Kilka dni temu na Twitterze Nowak wyraził opinię na temat znaczenia istot ludzkich na płodowym etapie życia. „Płód nie jest człowiekiem, więc who cares? Mogą nawet robić z płodów farsz do pierożków, co za różnica?” – oznajmił. Zacząć należy od tego, że z punktu widzenia niemal każdego współczesnego systemu etycznego jest to opinia bzdurna. Nawet jeśli bowiem uznaje się, że płód człowiekiem nie jest (a w sensie ścisłym uznaje się, że choć należy do gatunku ludzkiego – co jest faktem bezspornym – to nie jest osobą i/lub nie przysługują mu pewne podstawowe prawa człowieka, w tym prawo do życia), to i tak nie traktuje się jego tkanek jak jakichkolwiek innych tkanek roślinnych lub zwierzęcych. Z samego faktu tego, że są to tkanki ludzkie, należy im się odpowiednie traktowanie. Nie ma systemu prawnego i moralnego, przynajmniej w świecie zachodnim, który uznawałby, że ludzkie zarodki czy płody są całkowicie pozbawione znaczenia moralnego, i to do tego stopnia, że można z nich uczynić dowolny użytek.
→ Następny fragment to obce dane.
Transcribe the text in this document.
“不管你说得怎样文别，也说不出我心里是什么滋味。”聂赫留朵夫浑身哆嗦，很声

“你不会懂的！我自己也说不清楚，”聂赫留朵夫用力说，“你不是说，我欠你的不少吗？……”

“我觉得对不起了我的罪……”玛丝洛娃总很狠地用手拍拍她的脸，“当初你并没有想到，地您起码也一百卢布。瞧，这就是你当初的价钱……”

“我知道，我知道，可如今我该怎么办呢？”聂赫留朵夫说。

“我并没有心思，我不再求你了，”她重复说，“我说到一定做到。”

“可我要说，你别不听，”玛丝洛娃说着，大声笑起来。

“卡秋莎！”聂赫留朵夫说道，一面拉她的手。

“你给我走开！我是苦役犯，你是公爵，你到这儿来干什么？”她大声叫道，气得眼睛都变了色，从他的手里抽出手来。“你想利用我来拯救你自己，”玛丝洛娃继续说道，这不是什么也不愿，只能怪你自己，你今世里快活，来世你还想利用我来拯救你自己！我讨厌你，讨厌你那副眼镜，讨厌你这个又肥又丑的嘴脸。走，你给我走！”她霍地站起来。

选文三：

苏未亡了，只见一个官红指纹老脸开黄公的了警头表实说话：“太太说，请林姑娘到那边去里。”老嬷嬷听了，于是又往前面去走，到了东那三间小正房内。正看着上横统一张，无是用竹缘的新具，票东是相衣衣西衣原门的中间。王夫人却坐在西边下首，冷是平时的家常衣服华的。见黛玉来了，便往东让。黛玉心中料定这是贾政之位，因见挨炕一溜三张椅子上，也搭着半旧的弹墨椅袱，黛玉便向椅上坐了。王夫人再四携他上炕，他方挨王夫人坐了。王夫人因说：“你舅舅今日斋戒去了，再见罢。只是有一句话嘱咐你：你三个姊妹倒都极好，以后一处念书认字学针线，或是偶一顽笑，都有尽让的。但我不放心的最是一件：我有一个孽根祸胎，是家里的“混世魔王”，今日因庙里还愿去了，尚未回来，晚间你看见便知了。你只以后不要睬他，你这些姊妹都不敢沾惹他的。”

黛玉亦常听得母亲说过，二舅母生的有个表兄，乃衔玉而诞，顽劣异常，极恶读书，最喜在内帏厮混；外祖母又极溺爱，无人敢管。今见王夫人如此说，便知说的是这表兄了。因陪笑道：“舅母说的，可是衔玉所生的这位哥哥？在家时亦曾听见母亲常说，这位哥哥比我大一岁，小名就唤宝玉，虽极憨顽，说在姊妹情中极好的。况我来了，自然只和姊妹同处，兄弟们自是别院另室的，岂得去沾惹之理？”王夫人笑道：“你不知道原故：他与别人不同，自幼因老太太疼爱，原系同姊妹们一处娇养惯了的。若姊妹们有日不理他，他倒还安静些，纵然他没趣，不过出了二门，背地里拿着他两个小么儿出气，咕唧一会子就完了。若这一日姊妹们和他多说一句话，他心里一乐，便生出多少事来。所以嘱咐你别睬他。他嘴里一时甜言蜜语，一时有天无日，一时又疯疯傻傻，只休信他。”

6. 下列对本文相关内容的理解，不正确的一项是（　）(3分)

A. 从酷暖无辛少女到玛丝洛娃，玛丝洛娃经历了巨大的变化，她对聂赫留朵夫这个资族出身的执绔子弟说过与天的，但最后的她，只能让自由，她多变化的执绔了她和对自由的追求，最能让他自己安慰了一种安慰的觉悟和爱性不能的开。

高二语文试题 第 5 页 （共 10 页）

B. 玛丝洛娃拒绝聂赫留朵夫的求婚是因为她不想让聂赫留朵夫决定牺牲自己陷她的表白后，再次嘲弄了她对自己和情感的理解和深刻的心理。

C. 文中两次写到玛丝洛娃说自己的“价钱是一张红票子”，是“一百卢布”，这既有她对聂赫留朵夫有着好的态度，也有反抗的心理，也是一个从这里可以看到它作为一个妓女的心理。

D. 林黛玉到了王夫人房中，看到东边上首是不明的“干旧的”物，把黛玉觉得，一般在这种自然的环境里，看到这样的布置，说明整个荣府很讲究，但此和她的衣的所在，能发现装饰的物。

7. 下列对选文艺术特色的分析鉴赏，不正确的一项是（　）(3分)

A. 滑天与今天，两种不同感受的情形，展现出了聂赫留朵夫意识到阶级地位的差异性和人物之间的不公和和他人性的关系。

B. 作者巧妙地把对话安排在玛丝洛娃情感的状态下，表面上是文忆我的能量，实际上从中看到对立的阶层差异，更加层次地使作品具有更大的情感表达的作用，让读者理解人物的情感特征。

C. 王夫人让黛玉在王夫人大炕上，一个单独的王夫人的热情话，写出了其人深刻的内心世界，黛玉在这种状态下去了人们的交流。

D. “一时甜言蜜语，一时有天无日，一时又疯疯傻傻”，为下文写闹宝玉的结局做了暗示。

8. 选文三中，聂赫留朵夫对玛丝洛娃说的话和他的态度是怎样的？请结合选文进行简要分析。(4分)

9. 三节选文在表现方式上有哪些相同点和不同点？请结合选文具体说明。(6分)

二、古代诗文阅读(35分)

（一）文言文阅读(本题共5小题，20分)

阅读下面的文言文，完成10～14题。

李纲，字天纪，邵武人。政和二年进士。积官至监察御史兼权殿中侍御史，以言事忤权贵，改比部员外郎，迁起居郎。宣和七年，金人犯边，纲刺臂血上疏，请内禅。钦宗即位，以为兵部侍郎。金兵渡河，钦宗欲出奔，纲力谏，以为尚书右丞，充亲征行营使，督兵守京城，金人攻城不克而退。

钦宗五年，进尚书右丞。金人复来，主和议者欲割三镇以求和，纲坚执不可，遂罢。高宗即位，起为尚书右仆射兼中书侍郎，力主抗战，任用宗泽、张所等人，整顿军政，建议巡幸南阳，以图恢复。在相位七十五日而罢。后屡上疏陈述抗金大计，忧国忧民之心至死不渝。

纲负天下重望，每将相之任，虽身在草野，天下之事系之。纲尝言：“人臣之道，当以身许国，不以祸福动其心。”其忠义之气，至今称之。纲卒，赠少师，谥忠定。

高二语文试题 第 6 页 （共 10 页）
Z perspektywy filozofii czy etyki klasycznej, zakorzenionej w myśleniu chrześcijańskim i łacińskim, opinia Nowaka jest nie tylko fałszywa, absurdalna, ale i skandaliczna, bowiem oznacza ona, że traktuje się istotę, która jest w pełni człowiekiem (a konkretniej posiada ludzką godność, jest osobą), jak coś całkowicie pozbawionego znaczenia. I to musi rodzić oburzenie. 

 

Podzielona moralność

Niestety – i tu dochodzimy do drugiego elementu tej analizy – oburzenie to jest coraz mniej zrozumiałe, bowiem żyjemy w świecie, w którym jedność doświadczenia moralnego przestała już istnieć. Świat zachodni funkcjonuje w radykalnie odmiennych systemach etycznych, opartych na innych założeniach, posługujących się innymi metodami analizy rzeczywistości i różnych aksjologiach. Systemy te – w pewnych kwestiach – są nie tylko sprzeczne we wnioskach, ocenach moralnych, ale także w postrzeganiu rzeczywistości, jej zakorzenienia moralnego, a nawet źródłach moralności i fundamentalnym rozumieniu rzeczywistości. Jeśli sprzeczność myślenia i analizy zachodzi już na tym poziomie – to ostateczne porozumienie może okazać się niemożliwe. A nawet głębiej: może okazać się, że systemy te są dla siebie wzajemnie – przynajmniej na poziomie debaty społecznej – niezrozumiałe i nieakceptowalne. 

I wiele wskazuje na to, że w takiej właśnie sytuacji się znajdujemy. Zdecydowani obrońcy życia odwołujący się do myślenia metafizycznego kompletnie nie są w stanie zrozumieć odmiennego systemu moralnego opartego na myśleniu utylitarnym czy pragmatycznym i uznają go za nihilistyczny. Z drugiej strony zwolennicy radykalnego utylitaryzmu, często połączonego z jakimiś formami głębokiego myślenia ewolucyjnego, nie są w stanie zaakceptować, że w myśleniu metafizycznym nie chodzi o zniewolenie kogokolwiek, ale o ochronę godności jednych przeciwko postulatom drugich. W debacie publicznej często podkreśla się, że spór dotyczy tego, czy w analizie moralnej wyżej stoi wolność kobiety, czy godność istoty ludzkiej w jej łonie, ale w gruncie rzeczy problem sięga głębiej i dotyczy tego, jak rozumiemy wolność, godność, człowieczeństwo, jakie są źródła moralności, a nawet, jak rozumiemy świat. Jedna moralność już nie istnieje, żyjemy w odmiennych aksjologicznie i ontycznie światach.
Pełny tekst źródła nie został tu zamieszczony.